Arrivant à La Rochelle avec dix écus dans sa poche, vêtu d’un sarrau, et portant au bout du fourreau de son épée, son justaucorps et ses chausses soigneusement empaquetés, le chevalier alla se loger, en fin compagnon, dans une pauvre taverne ordinairement fréquentée par les matelots. Là, il s’enquit d’un bâtiment en partance, et il apprit que la Licorne devait mettre à la voile sous peu de jours.

Deux maîtres de ce bâtiment hantaient la taverne que le chevalier avait choisie comme centre de ses opérations. Il serait trop long de raconter par quels prodiges d’astuce et d’adresse, par quels impudents et fabuleux mensonges, par quelles folles promesses Croustillac parvint à intéresser à son sort le maître tonnelier, chargé de l’arrimage des tonneaux d’eau douce dans la cale; qu’il suffise de savoir que cet homme consentit à cacher Croustillac dans un tonneau vide et à l’amener ainsi à bord de la Licorne.

Selon l’usage, les délégués de l’intendant et les greffiers de l’amirauté visitèrent scrupuleusement le navire au moment de son départ, pour s’assurer que personne ne s’y était embarqué en fraude.

Le chevalier se tint coi au fond de sa barrique, rangé parmi les futailles de la cale et il échappa ainsi aux recherches minutieuses des gens du roi.
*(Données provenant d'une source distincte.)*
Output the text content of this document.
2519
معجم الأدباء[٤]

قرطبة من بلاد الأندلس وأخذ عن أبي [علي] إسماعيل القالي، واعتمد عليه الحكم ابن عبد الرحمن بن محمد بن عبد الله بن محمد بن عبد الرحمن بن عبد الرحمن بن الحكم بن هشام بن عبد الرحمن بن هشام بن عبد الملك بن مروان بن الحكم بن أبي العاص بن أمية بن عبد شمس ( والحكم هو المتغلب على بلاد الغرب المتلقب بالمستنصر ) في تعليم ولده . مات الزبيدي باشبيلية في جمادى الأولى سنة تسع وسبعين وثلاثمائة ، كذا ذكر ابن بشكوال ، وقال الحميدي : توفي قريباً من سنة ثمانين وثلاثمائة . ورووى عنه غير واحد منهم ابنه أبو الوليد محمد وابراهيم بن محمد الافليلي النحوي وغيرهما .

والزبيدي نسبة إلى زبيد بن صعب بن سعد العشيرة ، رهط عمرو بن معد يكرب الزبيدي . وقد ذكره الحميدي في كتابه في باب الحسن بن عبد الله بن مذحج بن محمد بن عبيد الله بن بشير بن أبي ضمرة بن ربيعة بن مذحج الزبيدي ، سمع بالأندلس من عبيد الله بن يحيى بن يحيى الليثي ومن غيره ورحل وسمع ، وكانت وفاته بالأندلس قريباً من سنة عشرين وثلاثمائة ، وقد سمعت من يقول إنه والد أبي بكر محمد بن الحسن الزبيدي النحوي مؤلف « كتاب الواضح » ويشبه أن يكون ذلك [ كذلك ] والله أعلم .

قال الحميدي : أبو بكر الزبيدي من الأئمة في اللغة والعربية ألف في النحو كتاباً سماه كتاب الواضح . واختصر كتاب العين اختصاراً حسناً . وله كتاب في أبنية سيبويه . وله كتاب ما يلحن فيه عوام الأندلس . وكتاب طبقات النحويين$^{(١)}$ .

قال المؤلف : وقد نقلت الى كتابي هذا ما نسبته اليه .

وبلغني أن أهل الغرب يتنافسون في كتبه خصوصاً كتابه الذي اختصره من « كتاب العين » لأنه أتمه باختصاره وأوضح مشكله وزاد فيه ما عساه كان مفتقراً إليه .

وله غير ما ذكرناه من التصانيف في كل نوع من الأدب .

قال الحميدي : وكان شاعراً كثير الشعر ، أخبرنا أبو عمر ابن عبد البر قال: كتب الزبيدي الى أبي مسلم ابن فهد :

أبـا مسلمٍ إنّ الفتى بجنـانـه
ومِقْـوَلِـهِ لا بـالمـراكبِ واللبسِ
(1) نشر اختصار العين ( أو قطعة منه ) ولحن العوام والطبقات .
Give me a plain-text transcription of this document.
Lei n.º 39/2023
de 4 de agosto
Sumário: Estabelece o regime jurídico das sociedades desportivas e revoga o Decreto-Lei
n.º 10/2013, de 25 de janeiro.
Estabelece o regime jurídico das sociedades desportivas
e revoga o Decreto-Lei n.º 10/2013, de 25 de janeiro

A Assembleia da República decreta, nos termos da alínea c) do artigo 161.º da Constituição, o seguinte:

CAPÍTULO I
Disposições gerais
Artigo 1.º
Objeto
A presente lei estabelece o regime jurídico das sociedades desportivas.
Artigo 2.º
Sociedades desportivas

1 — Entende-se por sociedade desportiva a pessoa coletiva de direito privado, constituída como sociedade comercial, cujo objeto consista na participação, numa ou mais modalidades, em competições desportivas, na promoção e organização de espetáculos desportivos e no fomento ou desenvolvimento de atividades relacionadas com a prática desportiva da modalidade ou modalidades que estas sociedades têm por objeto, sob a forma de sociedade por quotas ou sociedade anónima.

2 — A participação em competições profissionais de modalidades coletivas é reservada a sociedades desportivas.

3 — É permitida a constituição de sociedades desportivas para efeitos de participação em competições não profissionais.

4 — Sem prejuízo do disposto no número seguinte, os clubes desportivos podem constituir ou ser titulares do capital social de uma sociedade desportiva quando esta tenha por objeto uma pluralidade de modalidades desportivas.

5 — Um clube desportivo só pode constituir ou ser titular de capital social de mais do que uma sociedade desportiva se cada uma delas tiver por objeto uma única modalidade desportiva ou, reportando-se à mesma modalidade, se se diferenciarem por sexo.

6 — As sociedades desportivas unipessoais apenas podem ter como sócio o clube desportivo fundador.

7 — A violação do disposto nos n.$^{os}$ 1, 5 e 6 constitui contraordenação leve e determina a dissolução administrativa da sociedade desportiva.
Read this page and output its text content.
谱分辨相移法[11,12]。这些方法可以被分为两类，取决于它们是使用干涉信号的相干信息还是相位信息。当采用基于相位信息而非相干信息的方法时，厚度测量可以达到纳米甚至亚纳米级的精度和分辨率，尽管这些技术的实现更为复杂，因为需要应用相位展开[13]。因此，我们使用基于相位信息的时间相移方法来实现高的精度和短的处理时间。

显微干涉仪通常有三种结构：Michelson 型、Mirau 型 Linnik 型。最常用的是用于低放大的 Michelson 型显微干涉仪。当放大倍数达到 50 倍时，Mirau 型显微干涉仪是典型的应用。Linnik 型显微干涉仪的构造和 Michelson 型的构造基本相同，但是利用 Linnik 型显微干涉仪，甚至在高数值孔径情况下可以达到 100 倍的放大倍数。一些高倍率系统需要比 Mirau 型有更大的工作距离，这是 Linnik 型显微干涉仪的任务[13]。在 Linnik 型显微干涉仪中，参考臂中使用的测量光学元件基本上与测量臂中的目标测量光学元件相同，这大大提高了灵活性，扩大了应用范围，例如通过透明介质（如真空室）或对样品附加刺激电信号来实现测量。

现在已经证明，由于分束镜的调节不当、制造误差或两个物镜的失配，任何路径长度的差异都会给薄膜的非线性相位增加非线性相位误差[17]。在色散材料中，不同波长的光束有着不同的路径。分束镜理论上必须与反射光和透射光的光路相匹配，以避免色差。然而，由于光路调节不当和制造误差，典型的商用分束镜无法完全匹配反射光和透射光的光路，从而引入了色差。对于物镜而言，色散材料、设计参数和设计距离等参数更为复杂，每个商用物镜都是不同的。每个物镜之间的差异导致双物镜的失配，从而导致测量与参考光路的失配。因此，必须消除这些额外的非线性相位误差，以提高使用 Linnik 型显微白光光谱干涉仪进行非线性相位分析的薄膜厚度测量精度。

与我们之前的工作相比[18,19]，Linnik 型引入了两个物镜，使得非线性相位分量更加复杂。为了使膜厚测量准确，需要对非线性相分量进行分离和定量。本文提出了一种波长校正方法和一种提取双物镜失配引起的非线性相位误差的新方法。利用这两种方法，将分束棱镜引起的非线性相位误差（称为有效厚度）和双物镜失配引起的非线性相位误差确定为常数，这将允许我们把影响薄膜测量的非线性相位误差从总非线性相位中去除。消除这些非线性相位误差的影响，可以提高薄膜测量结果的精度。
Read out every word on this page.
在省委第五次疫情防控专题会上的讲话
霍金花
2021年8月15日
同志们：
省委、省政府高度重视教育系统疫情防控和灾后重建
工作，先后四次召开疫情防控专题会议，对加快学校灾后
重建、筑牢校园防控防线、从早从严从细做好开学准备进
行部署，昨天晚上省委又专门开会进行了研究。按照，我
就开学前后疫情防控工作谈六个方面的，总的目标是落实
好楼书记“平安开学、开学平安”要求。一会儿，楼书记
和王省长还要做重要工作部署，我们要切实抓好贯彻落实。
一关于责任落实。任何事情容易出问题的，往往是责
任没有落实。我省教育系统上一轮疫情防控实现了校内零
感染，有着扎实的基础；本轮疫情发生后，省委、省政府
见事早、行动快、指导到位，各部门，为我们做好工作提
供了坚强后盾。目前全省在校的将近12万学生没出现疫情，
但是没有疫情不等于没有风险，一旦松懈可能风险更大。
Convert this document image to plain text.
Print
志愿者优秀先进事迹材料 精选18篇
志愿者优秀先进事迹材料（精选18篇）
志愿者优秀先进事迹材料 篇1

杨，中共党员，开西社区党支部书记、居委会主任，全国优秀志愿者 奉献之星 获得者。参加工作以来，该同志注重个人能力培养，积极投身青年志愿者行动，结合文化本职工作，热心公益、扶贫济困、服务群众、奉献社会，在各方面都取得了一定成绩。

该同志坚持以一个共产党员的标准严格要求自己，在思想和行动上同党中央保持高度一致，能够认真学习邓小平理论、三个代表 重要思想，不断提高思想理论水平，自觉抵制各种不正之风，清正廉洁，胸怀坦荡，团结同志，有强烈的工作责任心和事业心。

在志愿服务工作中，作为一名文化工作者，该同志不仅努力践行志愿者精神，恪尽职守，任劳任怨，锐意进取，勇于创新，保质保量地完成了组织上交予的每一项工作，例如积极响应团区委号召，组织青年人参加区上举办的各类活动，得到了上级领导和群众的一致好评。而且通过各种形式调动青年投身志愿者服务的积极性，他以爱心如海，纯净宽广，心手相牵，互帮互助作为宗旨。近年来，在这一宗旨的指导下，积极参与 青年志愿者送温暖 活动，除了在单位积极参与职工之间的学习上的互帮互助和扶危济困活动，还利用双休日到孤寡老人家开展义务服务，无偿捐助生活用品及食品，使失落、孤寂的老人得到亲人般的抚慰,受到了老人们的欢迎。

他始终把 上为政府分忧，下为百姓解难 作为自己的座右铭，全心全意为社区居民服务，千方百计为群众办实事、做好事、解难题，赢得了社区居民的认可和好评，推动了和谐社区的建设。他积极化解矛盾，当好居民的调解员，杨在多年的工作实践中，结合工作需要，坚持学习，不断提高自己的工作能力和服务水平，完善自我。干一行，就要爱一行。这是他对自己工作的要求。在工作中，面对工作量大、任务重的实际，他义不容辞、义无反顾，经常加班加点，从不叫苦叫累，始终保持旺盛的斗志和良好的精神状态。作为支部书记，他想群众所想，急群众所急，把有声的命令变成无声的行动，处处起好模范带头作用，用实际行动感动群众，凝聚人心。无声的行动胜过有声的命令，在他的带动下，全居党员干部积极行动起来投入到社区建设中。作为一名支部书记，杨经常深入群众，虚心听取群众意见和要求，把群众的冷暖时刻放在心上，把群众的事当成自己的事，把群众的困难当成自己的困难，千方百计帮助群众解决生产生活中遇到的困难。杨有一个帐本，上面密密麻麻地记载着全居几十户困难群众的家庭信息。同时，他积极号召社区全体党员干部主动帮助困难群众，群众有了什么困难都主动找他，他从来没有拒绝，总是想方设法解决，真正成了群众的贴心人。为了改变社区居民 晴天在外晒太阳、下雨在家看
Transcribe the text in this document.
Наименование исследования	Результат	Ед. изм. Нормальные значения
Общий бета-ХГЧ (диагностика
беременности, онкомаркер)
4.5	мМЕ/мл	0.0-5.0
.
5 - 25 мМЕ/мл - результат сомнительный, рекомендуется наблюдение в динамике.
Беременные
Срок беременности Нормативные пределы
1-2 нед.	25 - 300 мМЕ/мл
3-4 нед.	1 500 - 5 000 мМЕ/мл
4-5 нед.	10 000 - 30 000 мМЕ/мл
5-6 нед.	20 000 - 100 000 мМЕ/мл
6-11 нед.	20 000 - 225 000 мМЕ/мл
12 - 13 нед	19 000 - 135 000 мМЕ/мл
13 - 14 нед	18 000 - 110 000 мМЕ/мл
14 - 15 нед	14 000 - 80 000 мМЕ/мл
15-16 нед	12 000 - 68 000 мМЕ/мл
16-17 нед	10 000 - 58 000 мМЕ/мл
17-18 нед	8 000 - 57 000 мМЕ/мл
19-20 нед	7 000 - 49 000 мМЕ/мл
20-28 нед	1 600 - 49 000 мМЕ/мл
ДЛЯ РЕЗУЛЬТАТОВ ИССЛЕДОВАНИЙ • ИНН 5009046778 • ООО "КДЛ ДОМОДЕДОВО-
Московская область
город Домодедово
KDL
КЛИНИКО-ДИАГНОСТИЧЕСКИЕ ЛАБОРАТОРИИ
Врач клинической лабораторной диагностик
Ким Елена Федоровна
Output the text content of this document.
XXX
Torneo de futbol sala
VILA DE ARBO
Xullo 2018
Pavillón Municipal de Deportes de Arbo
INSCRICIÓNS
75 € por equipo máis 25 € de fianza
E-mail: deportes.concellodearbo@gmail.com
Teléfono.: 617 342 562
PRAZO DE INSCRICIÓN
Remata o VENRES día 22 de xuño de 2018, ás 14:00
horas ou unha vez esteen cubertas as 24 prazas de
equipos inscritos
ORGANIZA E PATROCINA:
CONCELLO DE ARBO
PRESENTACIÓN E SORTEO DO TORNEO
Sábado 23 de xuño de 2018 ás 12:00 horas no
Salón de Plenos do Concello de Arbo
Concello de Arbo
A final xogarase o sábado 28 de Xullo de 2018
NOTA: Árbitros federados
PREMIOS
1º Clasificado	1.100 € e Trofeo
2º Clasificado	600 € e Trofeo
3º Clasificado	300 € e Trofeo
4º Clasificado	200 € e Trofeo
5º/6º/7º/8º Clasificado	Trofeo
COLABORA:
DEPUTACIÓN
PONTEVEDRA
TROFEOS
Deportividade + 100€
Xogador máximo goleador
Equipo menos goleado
Son cœur bondit d’aise lorsqu’il sentit le navire se mettre en marche; il attendit quelques heures avant que d’oser se montrer, sachant bien qu’une fois en haute mer le capitaine de la Licorne ne reviendrait pas au port pour y ramener un passager de contrebande.

Il avait été convenu entre le maître tonnelier et le chevalier que ce dernier n’expliquerait jamais par quel moyen il était parvenu à s’introduire à bord.

Un homme moins impudent que notre aventurier se serait timidement tenu à l’écart parmi les matelots, attendant avec assez d’inquiétude le moment où le capitaine Daniel découvrirait cet embarquement frauduleux. Croustillac, au contraire, alla hardiment au but; préférant la table du capitaine à la gamelle des marins, il ne mit pas un moment en doute qu’il dût s’asseoir à cette table, sinon de droit, du moins de fait.

On le voit, son audace l’avait servi.

Tel était l’hôte improvisé sur lequel les convives de la Licorne jetaient des regards curieux.

CHAPITRE II.
LA BARBE-BLEUE.

—Allez-vous enfin, monsieur, m’expliquer comment vous vous trouvez ici? s’écria le capitaine de la Licorne, trop impatient de savoir le secret du Gascon pour le faire sortir de table.